To prevent pandemics, stop disrespecting nature
As long as we continue to destroy nature, we shouldn’t be surprised by the emergence of new diseases, argues Thomas Lovejoy, a leading conservationist and biodiversity scholar, in an op-ed for National Geographic.
“Nature sustains us. It’s where we originated,” writes Lovejoy, who is a member of Earth Day Network’s Global Advisory Committee. “The lesson for humanity from this pandemic is not to be afraid of nature, but rather to restore it, embrace it, and understand how to live with and benefit from it.”
With the International Day for Biological Diversity a week ago, we, too, wrote about our destructive relationship with nature and the toll it has on biodiversity. Now, according to research published this week in Nature, current human activity threatens more than 50 billion years of unique evolutionary history in species.
Birding while black
A viral video on Twitter captured a white woman calling the police on a black man, Christian Cooper, who was bird watching in New York City’s Central Park. The incident soon became a larger discussion on race and prejudice in America, as well as in the outdoor community.
“While the racist history around who has access to parks and wilderness has contributed to the current lack of diversity in green spaces and environmental organizations, so does the ongoing racism people of color — especially black people — experience when they try to enjoy the outdoors,” writes Yessenia Funes for Earther.
Read the National Audubon Society’s response to the incident.
Migratory birds struggle to adapt to climate change
Speaking of birding, migratory birds in the Eastern U.S. may be particularly vulnerable to climate change compared with birds that stay put during the winter, according to research published this week in Proceedings of the National Academy of Sciences.
“Spring is happening earlier and earlier, but there’s some concern that migratory birds can’t keep pace with that change,” coauthor of the study Clark Rushing tells Popular Science. “If they’re showing up at the same time they always have, they’re kind of getting the rug pulled out underneath them when they get to the breeding grounds.”

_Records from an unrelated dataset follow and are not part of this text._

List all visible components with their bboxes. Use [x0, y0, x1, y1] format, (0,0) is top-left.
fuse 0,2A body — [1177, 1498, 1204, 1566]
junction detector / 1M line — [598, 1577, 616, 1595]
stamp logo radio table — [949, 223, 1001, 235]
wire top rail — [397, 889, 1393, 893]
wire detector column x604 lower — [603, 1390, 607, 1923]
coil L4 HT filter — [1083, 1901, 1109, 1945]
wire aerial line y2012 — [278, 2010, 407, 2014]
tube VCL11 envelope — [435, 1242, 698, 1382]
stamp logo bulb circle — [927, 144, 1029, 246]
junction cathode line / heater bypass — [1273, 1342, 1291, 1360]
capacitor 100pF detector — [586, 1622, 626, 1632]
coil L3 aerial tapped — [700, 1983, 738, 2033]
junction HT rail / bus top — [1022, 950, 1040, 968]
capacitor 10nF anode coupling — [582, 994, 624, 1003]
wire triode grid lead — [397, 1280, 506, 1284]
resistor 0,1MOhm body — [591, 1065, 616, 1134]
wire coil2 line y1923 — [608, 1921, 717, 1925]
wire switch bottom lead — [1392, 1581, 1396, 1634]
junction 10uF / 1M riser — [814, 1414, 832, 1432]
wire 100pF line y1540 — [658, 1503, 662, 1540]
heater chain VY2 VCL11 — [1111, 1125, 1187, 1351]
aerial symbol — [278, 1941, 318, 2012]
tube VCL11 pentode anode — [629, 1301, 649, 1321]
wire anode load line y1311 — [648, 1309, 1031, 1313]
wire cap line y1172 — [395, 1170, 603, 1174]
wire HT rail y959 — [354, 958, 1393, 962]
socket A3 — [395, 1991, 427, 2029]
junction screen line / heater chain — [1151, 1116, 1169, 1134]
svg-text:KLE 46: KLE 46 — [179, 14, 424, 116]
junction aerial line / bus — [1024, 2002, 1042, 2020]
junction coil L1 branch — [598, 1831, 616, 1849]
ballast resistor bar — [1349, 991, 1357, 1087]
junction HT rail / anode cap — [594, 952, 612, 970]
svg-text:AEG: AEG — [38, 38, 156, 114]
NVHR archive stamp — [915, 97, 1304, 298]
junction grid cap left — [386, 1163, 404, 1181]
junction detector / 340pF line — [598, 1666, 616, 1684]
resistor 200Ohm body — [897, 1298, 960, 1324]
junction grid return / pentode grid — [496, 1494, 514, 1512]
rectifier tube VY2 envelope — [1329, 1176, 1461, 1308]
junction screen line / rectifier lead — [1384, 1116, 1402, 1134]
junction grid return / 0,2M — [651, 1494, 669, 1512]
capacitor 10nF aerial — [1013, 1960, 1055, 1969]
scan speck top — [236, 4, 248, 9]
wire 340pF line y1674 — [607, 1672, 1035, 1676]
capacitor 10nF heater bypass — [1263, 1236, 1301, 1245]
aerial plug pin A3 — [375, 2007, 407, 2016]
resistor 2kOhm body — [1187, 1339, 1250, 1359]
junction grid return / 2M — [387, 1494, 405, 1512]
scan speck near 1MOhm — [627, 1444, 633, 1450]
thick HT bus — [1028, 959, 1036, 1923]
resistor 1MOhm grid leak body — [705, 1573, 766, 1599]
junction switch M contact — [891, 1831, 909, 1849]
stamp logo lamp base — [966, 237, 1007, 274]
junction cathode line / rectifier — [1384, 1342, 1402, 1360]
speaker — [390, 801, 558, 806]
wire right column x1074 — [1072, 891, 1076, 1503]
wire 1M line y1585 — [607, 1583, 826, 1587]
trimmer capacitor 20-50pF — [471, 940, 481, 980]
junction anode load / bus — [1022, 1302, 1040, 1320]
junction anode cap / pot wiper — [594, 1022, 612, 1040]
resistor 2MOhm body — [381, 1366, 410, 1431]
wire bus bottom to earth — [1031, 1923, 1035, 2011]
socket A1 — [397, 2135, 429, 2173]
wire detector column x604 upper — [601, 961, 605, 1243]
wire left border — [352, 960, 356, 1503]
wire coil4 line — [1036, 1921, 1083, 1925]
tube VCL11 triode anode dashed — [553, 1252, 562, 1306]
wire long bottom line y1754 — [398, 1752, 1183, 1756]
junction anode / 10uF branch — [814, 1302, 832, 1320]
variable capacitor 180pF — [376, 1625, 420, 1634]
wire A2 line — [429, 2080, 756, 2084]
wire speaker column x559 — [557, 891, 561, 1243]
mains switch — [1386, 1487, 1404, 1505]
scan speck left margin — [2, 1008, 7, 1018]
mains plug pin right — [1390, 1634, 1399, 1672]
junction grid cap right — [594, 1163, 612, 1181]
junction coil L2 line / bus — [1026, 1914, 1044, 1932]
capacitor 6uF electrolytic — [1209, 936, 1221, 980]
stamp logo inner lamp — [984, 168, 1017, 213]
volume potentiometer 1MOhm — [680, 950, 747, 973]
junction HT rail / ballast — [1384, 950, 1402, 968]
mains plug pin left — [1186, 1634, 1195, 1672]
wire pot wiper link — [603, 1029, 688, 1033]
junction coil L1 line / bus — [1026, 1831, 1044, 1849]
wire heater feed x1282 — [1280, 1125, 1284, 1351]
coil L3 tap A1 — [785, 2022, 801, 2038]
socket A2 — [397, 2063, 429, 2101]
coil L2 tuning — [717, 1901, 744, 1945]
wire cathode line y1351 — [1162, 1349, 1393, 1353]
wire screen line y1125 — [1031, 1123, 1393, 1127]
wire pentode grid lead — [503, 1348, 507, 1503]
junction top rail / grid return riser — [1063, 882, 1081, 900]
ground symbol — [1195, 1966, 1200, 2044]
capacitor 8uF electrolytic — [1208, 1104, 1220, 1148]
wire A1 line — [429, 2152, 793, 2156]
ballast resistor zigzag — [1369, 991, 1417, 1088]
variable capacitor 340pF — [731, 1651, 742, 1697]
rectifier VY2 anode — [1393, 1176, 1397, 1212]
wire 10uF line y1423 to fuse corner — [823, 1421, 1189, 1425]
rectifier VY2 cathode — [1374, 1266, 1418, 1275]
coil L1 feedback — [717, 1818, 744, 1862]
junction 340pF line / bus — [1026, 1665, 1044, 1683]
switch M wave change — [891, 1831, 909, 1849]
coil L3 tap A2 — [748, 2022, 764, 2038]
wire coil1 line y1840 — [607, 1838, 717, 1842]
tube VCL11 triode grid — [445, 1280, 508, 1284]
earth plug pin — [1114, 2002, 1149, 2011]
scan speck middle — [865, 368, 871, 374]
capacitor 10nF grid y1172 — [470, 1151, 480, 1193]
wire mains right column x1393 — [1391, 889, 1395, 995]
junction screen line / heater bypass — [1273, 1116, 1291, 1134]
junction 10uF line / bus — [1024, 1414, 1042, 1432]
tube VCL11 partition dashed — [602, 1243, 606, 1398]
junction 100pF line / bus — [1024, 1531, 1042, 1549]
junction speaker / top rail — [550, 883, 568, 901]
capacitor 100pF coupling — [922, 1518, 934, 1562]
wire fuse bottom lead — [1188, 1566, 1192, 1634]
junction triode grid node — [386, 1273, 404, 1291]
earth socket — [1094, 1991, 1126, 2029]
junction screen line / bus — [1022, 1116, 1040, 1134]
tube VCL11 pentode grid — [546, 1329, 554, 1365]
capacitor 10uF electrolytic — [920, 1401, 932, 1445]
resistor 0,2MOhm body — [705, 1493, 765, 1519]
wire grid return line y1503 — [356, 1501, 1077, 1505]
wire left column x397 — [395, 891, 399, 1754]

Stamp out voter suppression
2020 is the most important election year for the environment. But if the coronavirus rages into November, how citizens vote in the U.S. will be even more complicated than usual. Voting by mail, despite false claims of increased fraud, ensures all people can legally and safely vote.
“[V]oting by mail is the only way to enable every citizen to register and vote securely and remotely,” writes Devin Coldewey for TechCrunch. “Anything less can only be considered deliberate obstruction, or at best willful negligence, of the electoral process.”
Eagle numbers soar
Now for some good news: Massachusetts sees a dramatic uptick in bald eagles, a species once listed as endangered. The Massachusetts Division of Fisheries and Wildlife announced it has already documented over 70 active eagle nests throughout Massachusetts this spring. That also includes the first bald eagle’s nest with eggs in Cape Cod in 115 years.
Read more in Newsweek.
Chill out, and listen to a podcast
That was a lot, huh? Take a break from the news and listen to one of these nine podcasts that can soothe your coronavirus anxiety, as recommended by Vox.